Ayrıca Hakim: "Buhari'nin şartına göre sahihtir" demiş ve Zehebi de bu hususta ona muvafakat etmiştir. Ancak bu hadis hafızın Telhis'de de dediği gibi senedi hasen bir hadistir. Çünkü senedinde Amr b. Amr denilen ravi vardır ki onun hakkında (tenkid edici) birtakım sözler vardır. Zehebi'nin bizzat kendisi onun ile ilgili imamların sözlerini naklettikten sonra el-Mizan adlı eserinde: "Hadisi salih ve hasendir" demiştir.

 

Daha sonra bende hadis ile ilgili olarak doğru olan hükmün mevkuf olacağı kanaati ağırlık basmıştır. Bunu "ed-Daife" (6304)'de tahkik edip gösterdiğim üzere.

 

İkinci hadis İbn Ömer (r.a)'ın şu sözüdür: "Biz ölüyü yıkardık da kimimiz gusleder, kimimiz gusletmezdik." Bu hadisi Darakudni (191), Hatib, Tarih (V, 424)'de -hafızın da işaret ettiği gibi- sahih bir isnad ile rivayet etmişlerdir. İmam Ahmed de buna işaret etmektedir. Hatib, İmam Ahmed'den onun oğlu Abdullah'ı bu hadisi yazmaya özellikle teşvik ettiğini rivayet etmektedir.
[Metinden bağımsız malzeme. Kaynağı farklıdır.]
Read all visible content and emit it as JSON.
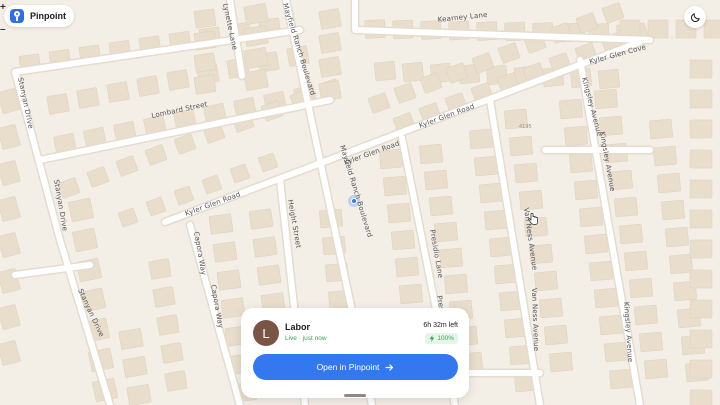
{
  "app": {
    "name": "Pinpoint"
  },
  "controls": {
    "theme_toggle_icon": "moon-icon",
    "zoom_in_icon": "plus-icon",
    "zoom_out_icon": "minus-icon",
    "zoom_in_glyph": "+",
    "zoom_out_glyph": "–"
  },
  "map": {
    "streets": [
      "Kearney Lane",
      "Lynette Lane",
      "Mayfield Ranch Boulevard",
      "Kyler Glen Cove",
      "Lombard Street",
      "Kingsley Avenue",
      "Kyler Glen Road",
      "Kyler Glen Road",
      "Kyler Glen Road",
      "Mayfield Ranch Boulevard",
      "Stanyan Drive",
      "Stanyan Drive",
      "Stanyan Drive",
      "Height Street",
      "Capora Way",
      "Capora Way",
      "Presidio Lane",
      "Presidio Lane",
      "Van Ness Avenue",
      "Van Ness Avenue",
      "Kingsley Avenue",
      "Kingsley Avenue"
    ],
    "address_number": "4195",
    "colors": {
      "background": "#f3eee6",
      "building": "#e9ddcb",
      "road": "#ffffff",
      "location": "#3b7ddd"
    }
  },
  "card": {
    "avatar_initial": "L",
    "name": "Labor",
    "status": "Live · just now",
    "time_left": "6h 32m left",
    "battery": "100%",
    "battery_icon": "bolt-icon",
    "button_label": "Open in Pinpoint",
    "button_icon": "arrow-right-icon",
    "accent": "#3478ef",
    "status_color": "#3aa35a"
  }
}
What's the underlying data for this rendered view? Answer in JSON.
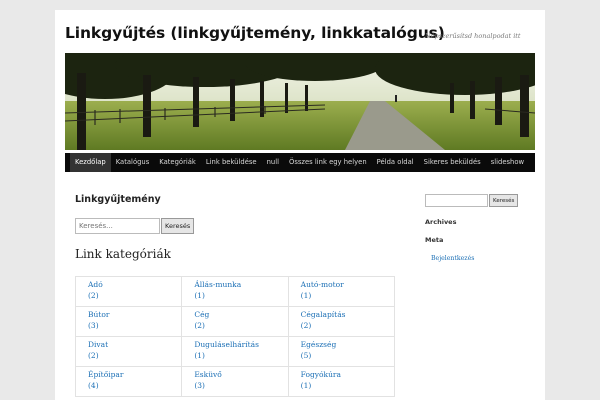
{
  "site": {
    "title": "Linkgyűjtés (linkgyűjtemény, linkkatalógus)",
    "description": "Népszerűsítsd honalpodat itt"
  },
  "nav": {
    "items": [
      {
        "label": "Kezdőlap",
        "active": true
      },
      {
        "label": "Katalógus"
      },
      {
        "label": "Kategóriák"
      },
      {
        "label": "Link beküldése"
      },
      {
        "label": "null"
      },
      {
        "label": "Összes link egy helyen"
      },
      {
        "label": "Példa oldal"
      },
      {
        "label": "Sikeres beküldés"
      },
      {
        "label": "slideshow"
      }
    ]
  },
  "main": {
    "page_title": "Linkgyűjtemény",
    "search": {
      "placeholder": "Keresés...",
      "button_label": "Keresés"
    },
    "categories_heading": "Link kategóriák",
    "categories": [
      {
        "name": "Adó",
        "count": "(2)"
      },
      {
        "name": "Állás-munka",
        "count": "(1)"
      },
      {
        "name": "Autó-motor",
        "count": "(1)"
      },
      {
        "name": "Bútor",
        "count": "(3)"
      },
      {
        "name": "Cég",
        "count": "(2)"
      },
      {
        "name": "Cégalapítás",
        "count": "(2)"
      },
      {
        "name": "Divat",
        "count": "(2)"
      },
      {
        "name": "Duguláselhárítás",
        "count": "(1)"
      },
      {
        "name": "Egészség",
        "count": "(5)"
      },
      {
        "name": "Építőipar",
        "count": "(4)"
      },
      {
        "name": "Esküvő",
        "count": "(3)"
      },
      {
        "name": "Fogyókúra",
        "count": "(1)"
      }
    ]
  },
  "sidebar": {
    "search": {
      "value": "",
      "button_label": "Keresés"
    },
    "archives_title": "Archives",
    "meta_title": "Meta",
    "meta_link": "Bejelentkezés"
  },
  "colors": {
    "link": "#1b6fb5",
    "nav_bg": "#0a0a0a",
    "page_bg": "#e9e9e9"
  }
}
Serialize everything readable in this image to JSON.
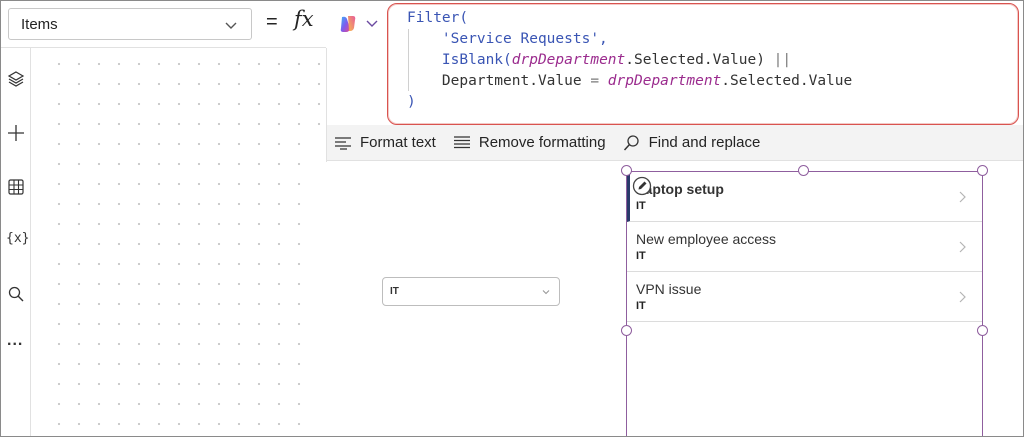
{
  "property_selector": {
    "value": "Items"
  },
  "formula_bar": {
    "equals": "=",
    "fx": "fx",
    "lines": [
      {
        "parts": [
          {
            "t": "Filter(",
            "c": "fn"
          }
        ]
      },
      {
        "parts": [
          {
            "t": "    'Service Requests',",
            "c": "str"
          }
        ]
      },
      {
        "parts": [
          {
            "t": "    IsBlank(",
            "c": "fn"
          },
          {
            "t": "drpDepartment",
            "c": "ctl"
          },
          {
            "t": ".Selected.Value) ",
            "c": ""
          },
          {
            "t": "||",
            "c": "op"
          }
        ]
      },
      {
        "parts": [
          {
            "t": "    Department.Value ",
            "c": ""
          },
          {
            "t": "=",
            "c": "op"
          },
          {
            "t": " ",
            "c": ""
          },
          {
            "t": "drpDepartment",
            "c": "ctl"
          },
          {
            "t": ".Selected.Value",
            "c": ""
          }
        ]
      },
      {
        "parts": [
          {
            "t": ")",
            "c": "fn"
          }
        ]
      }
    ]
  },
  "toolbar": {
    "format_text": "Format text",
    "remove_formatting": "Remove formatting",
    "find_replace": "Find and replace"
  },
  "rail_icons": [
    "layers-icon",
    "plus-icon",
    "table-icon",
    "variables-icon",
    "search-icon",
    "more-icon"
  ],
  "rail_labels": {
    "variables": "{x}",
    "more": "..."
  },
  "dropdown": {
    "value": "IT"
  },
  "gallery": {
    "items": [
      {
        "title": "Laptop setup",
        "department": "IT",
        "selected": true
      },
      {
        "title": "New employee access",
        "department": "IT",
        "selected": false
      },
      {
        "title": "VPN issue",
        "department": "IT",
        "selected": false
      }
    ]
  },
  "colors": {
    "formula_border": "#d9534f",
    "selection": "#8f5e9e",
    "selected_bar": "#2a3a6b"
  }
}
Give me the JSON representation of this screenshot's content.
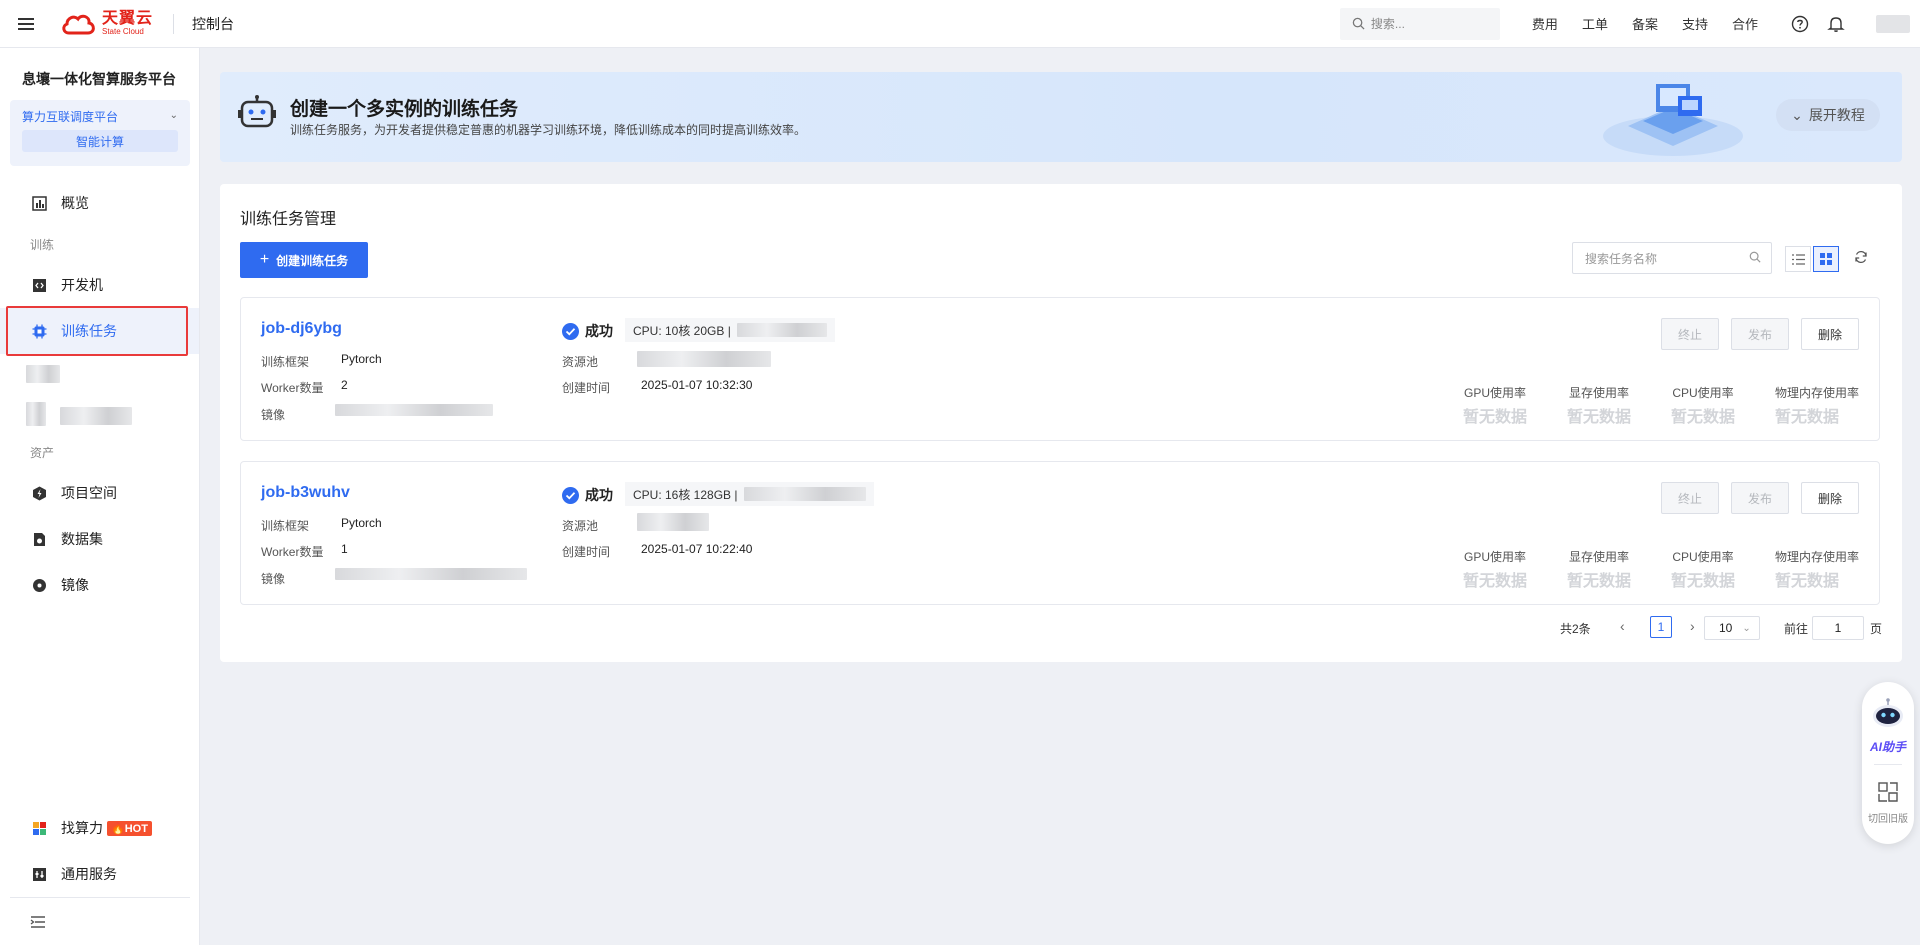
{
  "topbar": {
    "brand_cn": "天翼云",
    "brand_en": "State Cloud",
    "console": "控制台",
    "search_placeholder": "搜索...",
    "links": [
      "费用",
      "工单",
      "备案",
      "支持",
      "合作"
    ]
  },
  "sidebar": {
    "title": "息壤一体化智算服务平台",
    "platform_name": "算力互联调度平台",
    "platform_sub": "智能计算",
    "overview": "概览",
    "group_train": "训练",
    "dev_machine": "开发机",
    "train_task": "训练任务",
    "group_asset": "资产",
    "project_space": "项目空间",
    "dataset": "数据集",
    "image": "镜像",
    "find_compute": "找算力",
    "hot_badge": "HOT",
    "general_service": "通用服务"
  },
  "banner": {
    "title": "创建一个多实例的训练任务",
    "desc": "训练任务服务，为开发者提供稳定普惠的机器学习训练环境，降低训练成本的同时提高训练效率。",
    "expand": "展开教程"
  },
  "panel": {
    "title": "训练任务管理",
    "create_button": "创建训练任务",
    "search_placeholder": "搜索任务名称"
  },
  "labels": {
    "framework": "训练框架",
    "workers": "Worker数量",
    "image": "镜像",
    "pool": "资源池",
    "created": "创建时间",
    "stop": "终止",
    "publish": "发布",
    "delete": "删除",
    "gpu": "GPU使用率",
    "vram": "显存使用率",
    "cpu": "CPU使用率",
    "mem": "物理内存使用率",
    "no_data": "暂无数据"
  },
  "jobs": [
    {
      "name": "job-dj6ybg",
      "status": "成功",
      "spec": "CPU: 10核 20GB |",
      "framework": "Pytorch",
      "workers": "2",
      "created": "2025-01-07 10:32:30"
    },
    {
      "name": "job-b3wuhv",
      "status": "成功",
      "spec": "CPU: 16核 128GB |",
      "framework": "Pytorch",
      "workers": "1",
      "created": "2025-01-07 10:22:40"
    }
  ],
  "pagination": {
    "total": "共2条",
    "current": "1",
    "page_size": "10",
    "goto": "前往",
    "goto_value": "1",
    "page_label": "页"
  },
  "float": {
    "ai": "AI助手",
    "old": "切回旧版"
  }
}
[12] Hadisi Ebu Davud (II, 62-63), Tirmizi (II, 132) hasen olduğunu belirterek; İbn Hibban Sahih'inde (751-Mevarid), Tayalisi (2314), Ahmed (II, 280, 433, 454, 472)'de Ebu Hureyre'den gelen çeşitli rivayet yollarıyla rivayet etmişlerdir. Bazı rivayet yolları hasen, bazıları da Müslim'in şartına göre sahihtir.(2) -Buna dair geniş ve yeterli açıklamalar "es-Semeru'l-Müstetat" adlı eserimde vardır.-

 

İbnu'l-Kayyim, Tehzibu's-Sünen adlı eserinde buna dair onbir rivayet yolu kaydetmiş, sonra şunları söylemiştir:  "İşte bu rivayet yolları bu hadisin mahfuz bir hadis olduğunun delilidir."

 

Derim ki: İbnu'l-Kattan ve aynı şekilde İbn Hazm, el-Muhalla (I, 250, II, 23-25)'da sahih olduğunu belirtmişlerdir. Hafız (İbn Hacer) et-Telhis (II, 134-Müniriye baskısı)'de de sahih olduğunu belirtir ve şöyle der:"Bu hadisin en olumsuz hali hasen olmasıdır."

[13] Bu hadisi Hakim (I, 386), Beyhaki (III, 398)'da İbn Abbas'ın naklettiği merfu bir rivayet olarak zikretmiştir.